You have a long weekend away planned, with lots of miles to cover. You're off to do a track day, and you have a choice of taking either a Porsche Turbo S or 718 Boxster.

Do you choose a shatteringly quick, all-wheel drive everyday supercar with a PDK automatic gearbox, or a mid-engined, rear-wheel-drive convertible with three pedals and a stick between the seats?

I’ve recently covered some serious miles in both while following Le Mans-winning driver Nick Tandy as he tackled two 24 hour endurance races in the space of a month.

First, I took the Turbo S to the Nürburgring and back. It is staggeringly capable. The acceleration is addictive (0-62mph in 2.9sec), it has a deliciously deep exhaust note, and it couldn’t have been more at home slamming along on the Autobahn.

Read the Porsche 911 Turbo S review

Not to mention, and whisper it, at the risk of sounding boring, it’s surprisingly practical. I dragged our videographer James Holloway on the trip and the boot swallowed all our luggage and his equipment, with no sweat. Just don’t make any adults sit in the back for too long. 

Yet, for all its brutal pace and ability, there’s something slightly detached about the driving experience. That’s not to say it isn’t utterly magnificent in most respects, but it’s almost too easy, in part due to its grippy all-wheel drive system.

Enter the 718 Boxster.

A jaunt to Le Mans and back was enough to convince me that, regardless of how many cylinders the latest iteration has, it’s the one I’d grab the keys for again in a heartbeat. It's £100,000 cheaper, too.

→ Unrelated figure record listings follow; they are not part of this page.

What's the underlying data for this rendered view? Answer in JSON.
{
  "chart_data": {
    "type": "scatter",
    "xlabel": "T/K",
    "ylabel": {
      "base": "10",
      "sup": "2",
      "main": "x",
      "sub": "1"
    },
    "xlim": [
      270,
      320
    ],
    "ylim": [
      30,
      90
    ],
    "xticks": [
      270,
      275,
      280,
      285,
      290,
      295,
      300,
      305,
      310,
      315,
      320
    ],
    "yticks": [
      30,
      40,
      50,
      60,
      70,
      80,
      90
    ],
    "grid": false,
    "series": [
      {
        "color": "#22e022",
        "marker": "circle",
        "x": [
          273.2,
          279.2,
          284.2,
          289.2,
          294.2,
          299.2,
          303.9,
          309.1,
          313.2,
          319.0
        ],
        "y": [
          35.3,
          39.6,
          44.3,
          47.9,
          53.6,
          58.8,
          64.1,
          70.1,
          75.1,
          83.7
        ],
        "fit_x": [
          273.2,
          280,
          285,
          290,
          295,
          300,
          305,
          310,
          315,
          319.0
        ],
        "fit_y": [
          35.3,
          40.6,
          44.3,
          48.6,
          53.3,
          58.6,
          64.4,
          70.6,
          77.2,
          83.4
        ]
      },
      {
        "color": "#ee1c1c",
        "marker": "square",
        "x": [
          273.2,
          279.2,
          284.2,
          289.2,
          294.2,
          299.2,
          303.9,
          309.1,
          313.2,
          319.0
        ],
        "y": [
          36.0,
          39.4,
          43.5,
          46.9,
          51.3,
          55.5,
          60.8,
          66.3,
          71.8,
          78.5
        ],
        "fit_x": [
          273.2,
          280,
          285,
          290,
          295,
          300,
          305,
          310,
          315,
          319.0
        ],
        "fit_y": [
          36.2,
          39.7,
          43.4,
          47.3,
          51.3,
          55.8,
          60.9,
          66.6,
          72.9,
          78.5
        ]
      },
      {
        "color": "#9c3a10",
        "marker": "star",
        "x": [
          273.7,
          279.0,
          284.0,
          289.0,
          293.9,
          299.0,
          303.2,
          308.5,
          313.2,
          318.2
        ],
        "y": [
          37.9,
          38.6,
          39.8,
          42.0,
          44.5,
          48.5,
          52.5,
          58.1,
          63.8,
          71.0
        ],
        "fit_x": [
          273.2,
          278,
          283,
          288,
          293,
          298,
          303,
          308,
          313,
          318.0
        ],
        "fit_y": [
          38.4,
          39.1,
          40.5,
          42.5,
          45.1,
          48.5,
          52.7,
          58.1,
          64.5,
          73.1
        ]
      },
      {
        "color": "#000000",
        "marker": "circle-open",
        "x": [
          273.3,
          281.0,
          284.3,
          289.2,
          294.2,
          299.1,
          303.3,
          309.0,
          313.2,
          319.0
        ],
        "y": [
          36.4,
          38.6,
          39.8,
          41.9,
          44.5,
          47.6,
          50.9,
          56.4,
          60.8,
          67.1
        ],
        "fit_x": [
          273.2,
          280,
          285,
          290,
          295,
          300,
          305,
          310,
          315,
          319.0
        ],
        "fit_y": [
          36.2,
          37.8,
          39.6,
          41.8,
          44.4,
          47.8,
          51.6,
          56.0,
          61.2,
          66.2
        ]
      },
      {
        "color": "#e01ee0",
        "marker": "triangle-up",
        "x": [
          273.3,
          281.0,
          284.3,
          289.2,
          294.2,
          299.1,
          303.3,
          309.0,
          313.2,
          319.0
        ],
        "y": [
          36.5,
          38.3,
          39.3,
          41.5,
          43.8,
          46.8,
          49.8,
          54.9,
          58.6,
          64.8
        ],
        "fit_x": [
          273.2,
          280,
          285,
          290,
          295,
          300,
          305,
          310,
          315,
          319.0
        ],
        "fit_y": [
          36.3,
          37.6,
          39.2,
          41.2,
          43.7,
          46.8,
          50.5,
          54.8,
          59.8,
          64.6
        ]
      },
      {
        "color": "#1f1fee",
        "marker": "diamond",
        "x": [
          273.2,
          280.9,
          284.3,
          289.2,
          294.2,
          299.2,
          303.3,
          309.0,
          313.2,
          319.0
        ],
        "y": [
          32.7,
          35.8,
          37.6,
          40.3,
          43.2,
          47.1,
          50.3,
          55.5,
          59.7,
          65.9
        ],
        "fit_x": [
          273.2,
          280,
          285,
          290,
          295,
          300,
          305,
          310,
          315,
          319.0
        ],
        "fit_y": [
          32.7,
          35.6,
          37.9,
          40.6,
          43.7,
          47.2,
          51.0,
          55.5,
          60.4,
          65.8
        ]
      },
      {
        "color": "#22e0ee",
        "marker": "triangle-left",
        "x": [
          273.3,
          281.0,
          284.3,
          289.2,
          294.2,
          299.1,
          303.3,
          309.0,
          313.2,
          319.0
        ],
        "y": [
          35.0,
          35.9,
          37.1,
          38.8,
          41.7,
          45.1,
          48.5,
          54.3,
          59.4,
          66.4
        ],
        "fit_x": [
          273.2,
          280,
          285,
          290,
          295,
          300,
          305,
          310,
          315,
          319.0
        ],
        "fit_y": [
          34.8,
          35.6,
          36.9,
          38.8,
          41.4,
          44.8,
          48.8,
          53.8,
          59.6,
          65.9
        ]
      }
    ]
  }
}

Read the Porsche 718 Boxster review

Much has been written about its disappointing engine sound, but it has plenty of other things going for it, such as the wonderfully poised chassis and pleasingly rapid throttle response. It too didn't offer any practical shortcomings over the few days I spent with it: boot space was reasonable enough, and even after several hours behind the wheel I never got uncomfortable.

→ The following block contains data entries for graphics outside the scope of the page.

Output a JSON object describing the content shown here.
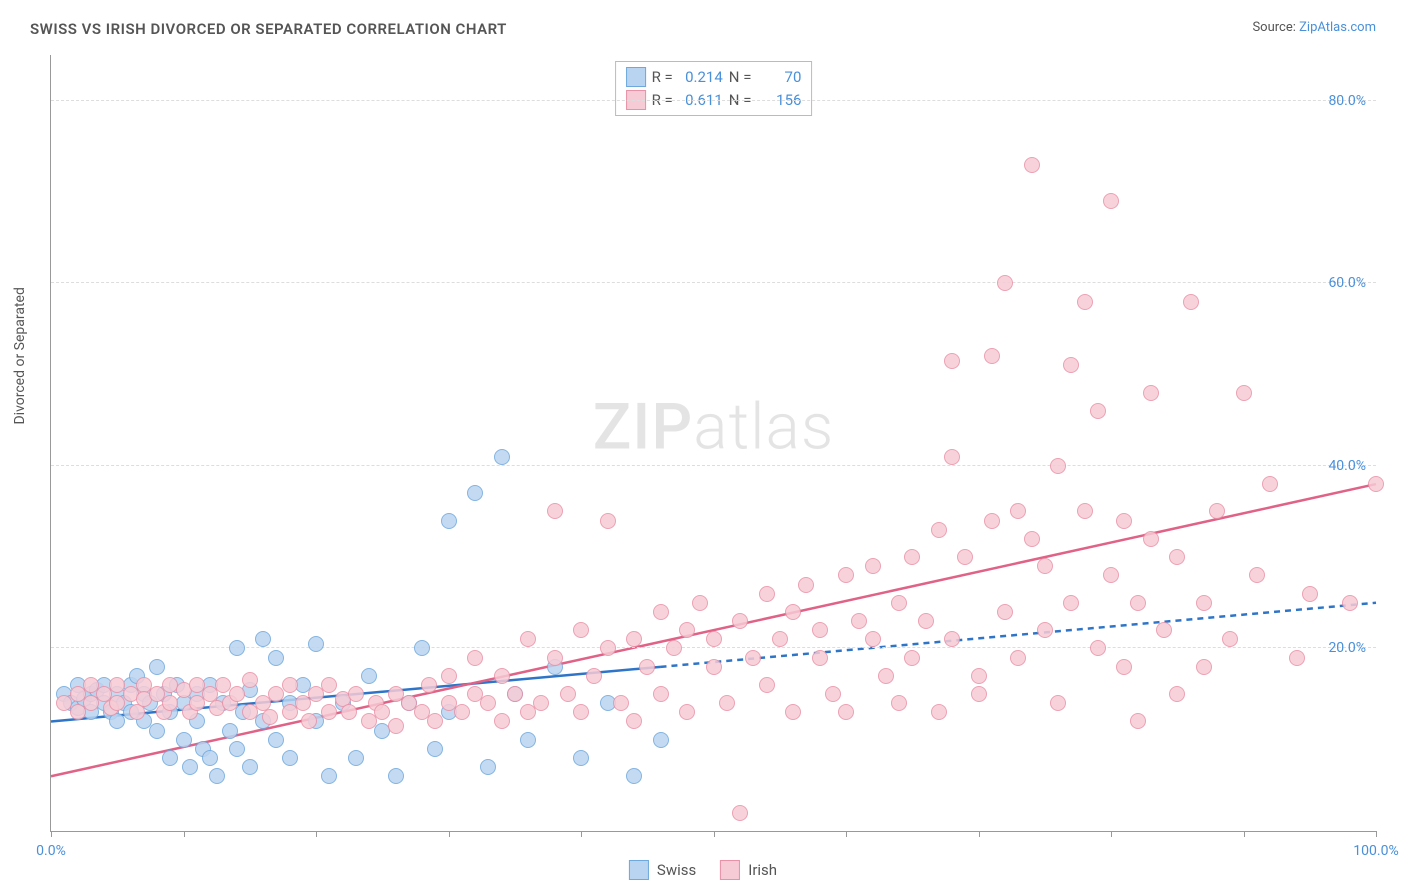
{
  "title": "SWISS VS IRISH DIVORCED OR SEPARATED CORRELATION CHART",
  "source_label": "Source:",
  "source_name": "ZipAtlas.com",
  "ylabel": "Divorced or Separated",
  "watermark": {
    "bold": "ZIP",
    "rest": "atlas"
  },
  "chart": {
    "type": "scatter",
    "xlim": [
      0,
      100
    ],
    "ylim": [
      0,
      85
    ],
    "xtick_step": 10,
    "ytick_step": 20,
    "xtick_labels": {
      "0": "0.0%",
      "100": "100.0%"
    },
    "ytick_labels": [
      "20.0%",
      "40.0%",
      "60.0%",
      "80.0%"
    ],
    "grid_color": "#dddddd",
    "axis_color": "#999999",
    "background_color": "#ffffff",
    "marker_radius": 8,
    "marker_border_width": 1.5,
    "series": [
      {
        "name": "Swiss",
        "fill_color": "#b9d4f0",
        "stroke_color": "#6fa8dc",
        "line_color": "#2e75c8",
        "line_width": 2.5,
        "trend": {
          "x1": 0,
          "y1": 12,
          "x2": 100,
          "y2": 25,
          "solid_until_x": 46
        },
        "R": "0.214",
        "N": "70",
        "points": [
          [
            1,
            15
          ],
          [
            1.5,
            14
          ],
          [
            2,
            16
          ],
          [
            2,
            13.5
          ],
          [
            2.5,
            14.5
          ],
          [
            3,
            15
          ],
          [
            3,
            13
          ],
          [
            3.5,
            15.5
          ],
          [
            4,
            14
          ],
          [
            4,
            16
          ],
          [
            4.5,
            13
          ],
          [
            5,
            15
          ],
          [
            5,
            12
          ],
          [
            5.5,
            14
          ],
          [
            6,
            16
          ],
          [
            6,
            13
          ],
          [
            6.5,
            17
          ],
          [
            7,
            15
          ],
          [
            7,
            12
          ],
          [
            7.5,
            14
          ],
          [
            8,
            18
          ],
          [
            8,
            11
          ],
          [
            8.5,
            15
          ],
          [
            9,
            13
          ],
          [
            9,
            8
          ],
          [
            9.5,
            16
          ],
          [
            10,
            14
          ],
          [
            10,
            10
          ],
          [
            10.5,
            7
          ],
          [
            11,
            15
          ],
          [
            11,
            12
          ],
          [
            11.5,
            9
          ],
          [
            12,
            16
          ],
          [
            12,
            8
          ],
          [
            12.5,
            6
          ],
          [
            13,
            14
          ],
          [
            13.5,
            11
          ],
          [
            14,
            9
          ],
          [
            14,
            20
          ],
          [
            14.5,
            13
          ],
          [
            15,
            7
          ],
          [
            15,
            15.5
          ],
          [
            16,
            21
          ],
          [
            16,
            12
          ],
          [
            17,
            10
          ],
          [
            17,
            19
          ],
          [
            18,
            8
          ],
          [
            18,
            14
          ],
          [
            19,
            16
          ],
          [
            20,
            20.5
          ],
          [
            20,
            12
          ],
          [
            21,
            6
          ],
          [
            22,
            14
          ],
          [
            23,
            8
          ],
          [
            24,
            17
          ],
          [
            25,
            11
          ],
          [
            26,
            6
          ],
          [
            27,
            14
          ],
          [
            28,
            20
          ],
          [
            29,
            9
          ],
          [
            30,
            34
          ],
          [
            30,
            13
          ],
          [
            32,
            37
          ],
          [
            33,
            7
          ],
          [
            34,
            41
          ],
          [
            35,
            15
          ],
          [
            36,
            10
          ],
          [
            38,
            18
          ],
          [
            40,
            8
          ],
          [
            42,
            14
          ],
          [
            44,
            6
          ],
          [
            46,
            10
          ]
        ]
      },
      {
        "name": "Irish",
        "fill_color": "#f7cbd5",
        "stroke_color": "#e991a6",
        "line_color": "#e06287",
        "line_width": 2.5,
        "trend": {
          "x1": 0,
          "y1": 6,
          "x2": 100,
          "y2": 38,
          "solid_until_x": 100
        },
        "R": "0.611",
        "N": "156",
        "points": [
          [
            1,
            14
          ],
          [
            2,
            15
          ],
          [
            2,
            13
          ],
          [
            3,
            16
          ],
          [
            3,
            14
          ],
          [
            4,
            15
          ],
          [
            4.5,
            13.5
          ],
          [
            5,
            16
          ],
          [
            5,
            14
          ],
          [
            6,
            15
          ],
          [
            6.5,
            13
          ],
          [
            7,
            16
          ],
          [
            7,
            14.5
          ],
          [
            8,
            15
          ],
          [
            8.5,
            13
          ],
          [
            9,
            16
          ],
          [
            9,
            14
          ],
          [
            10,
            15.5
          ],
          [
            10.5,
            13
          ],
          [
            11,
            16
          ],
          [
            11,
            14
          ],
          [
            12,
            15
          ],
          [
            12.5,
            13.5
          ],
          [
            13,
            16
          ],
          [
            13.5,
            14
          ],
          [
            14,
            15
          ],
          [
            15,
            13
          ],
          [
            15,
            16.5
          ],
          [
            16,
            14
          ],
          [
            16.5,
            12.5
          ],
          [
            17,
            15
          ],
          [
            18,
            13
          ],
          [
            18,
            16
          ],
          [
            19,
            14
          ],
          [
            19.5,
            12
          ],
          [
            20,
            15
          ],
          [
            21,
            13
          ],
          [
            21,
            16
          ],
          [
            22,
            14.5
          ],
          [
            22.5,
            13
          ],
          [
            23,
            15
          ],
          [
            24,
            12
          ],
          [
            24.5,
            14
          ],
          [
            25,
            13
          ],
          [
            26,
            15
          ],
          [
            26,
            11.5
          ],
          [
            27,
            14
          ],
          [
            28,
            13
          ],
          [
            28.5,
            16
          ],
          [
            29,
            12
          ],
          [
            30,
            14
          ],
          [
            30,
            17
          ],
          [
            31,
            13
          ],
          [
            32,
            15
          ],
          [
            32,
            19
          ],
          [
            33,
            14
          ],
          [
            34,
            12
          ],
          [
            34,
            17
          ],
          [
            35,
            15
          ],
          [
            36,
            13
          ],
          [
            36,
            21
          ],
          [
            37,
            14
          ],
          [
            38,
            19
          ],
          [
            38,
            35
          ],
          [
            39,
            15
          ],
          [
            40,
            13
          ],
          [
            40,
            22
          ],
          [
            41,
            17
          ],
          [
            42,
            20
          ],
          [
            42,
            34
          ],
          [
            43,
            14
          ],
          [
            44,
            21
          ],
          [
            44,
            12
          ],
          [
            45,
            18
          ],
          [
            46,
            24
          ],
          [
            46,
            15
          ],
          [
            47,
            20
          ],
          [
            48,
            13
          ],
          [
            48,
            22
          ],
          [
            49,
            25
          ],
          [
            50,
            18
          ],
          [
            50,
            21
          ],
          [
            51,
            14
          ],
          [
            52,
            23
          ],
          [
            52,
            2
          ],
          [
            53,
            19
          ],
          [
            54,
            26
          ],
          [
            54,
            16
          ],
          [
            55,
            21
          ],
          [
            56,
            13
          ],
          [
            56,
            24
          ],
          [
            57,
            27
          ],
          [
            58,
            19
          ],
          [
            58,
            22
          ],
          [
            59,
            15
          ],
          [
            60,
            28
          ],
          [
            60,
            13
          ],
          [
            61,
            23
          ],
          [
            62,
            21
          ],
          [
            62,
            29
          ],
          [
            63,
            17
          ],
          [
            64,
            14
          ],
          [
            64,
            25
          ],
          [
            65,
            30
          ],
          [
            65,
            19
          ],
          [
            66,
            23
          ],
          [
            67,
            13
          ],
          [
            67,
            33
          ],
          [
            68,
            21
          ],
          [
            68,
            41
          ],
          [
            68,
            51.5
          ],
          [
            69,
            30
          ],
          [
            70,
            17
          ],
          [
            70,
            15
          ],
          [
            71,
            52
          ],
          [
            71,
            34
          ],
          [
            72,
            24
          ],
          [
            72,
            60
          ],
          [
            73,
            19
          ],
          [
            73,
            35
          ],
          [
            74,
            32
          ],
          [
            74,
            73
          ],
          [
            75,
            22
          ],
          [
            75,
            29
          ],
          [
            76,
            40
          ],
          [
            76,
            14
          ],
          [
            77,
            51
          ],
          [
            77,
            25
          ],
          [
            78,
            35
          ],
          [
            78,
            58
          ],
          [
            79,
            20
          ],
          [
            79,
            46
          ],
          [
            80,
            28
          ],
          [
            80,
            69
          ],
          [
            81,
            34
          ],
          [
            81,
            18
          ],
          [
            82,
            25
          ],
          [
            82,
            12
          ],
          [
            83,
            32
          ],
          [
            83,
            48
          ],
          [
            84,
            22
          ],
          [
            85,
            30
          ],
          [
            85,
            15
          ],
          [
            86,
            58
          ],
          [
            87,
            25
          ],
          [
            87,
            18
          ],
          [
            88,
            35
          ],
          [
            89,
            21
          ],
          [
            90,
            48
          ],
          [
            91,
            28
          ],
          [
            92,
            38
          ],
          [
            94,
            19
          ],
          [
            95,
            26
          ],
          [
            98,
            25
          ],
          [
            100,
            38
          ]
        ]
      }
    ]
  },
  "legend_top": {
    "R_label": "R =",
    "N_label": "N ="
  },
  "legend_bottom_labels": [
    "Swiss",
    "Irish"
  ]
}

Tandy, for the record, drives a Cayenne company car, and owns a 911 GT3 RS.

He told me: "I’ve got the GT3 RS because I like driving it, but my daily is the Cayenne; it's perfect for airport runs and trips to the race track."

In this battle, it boils down to a case of lavish, out-and-out pace against pure driver enjoyment and, for me, the Boxster wins every time.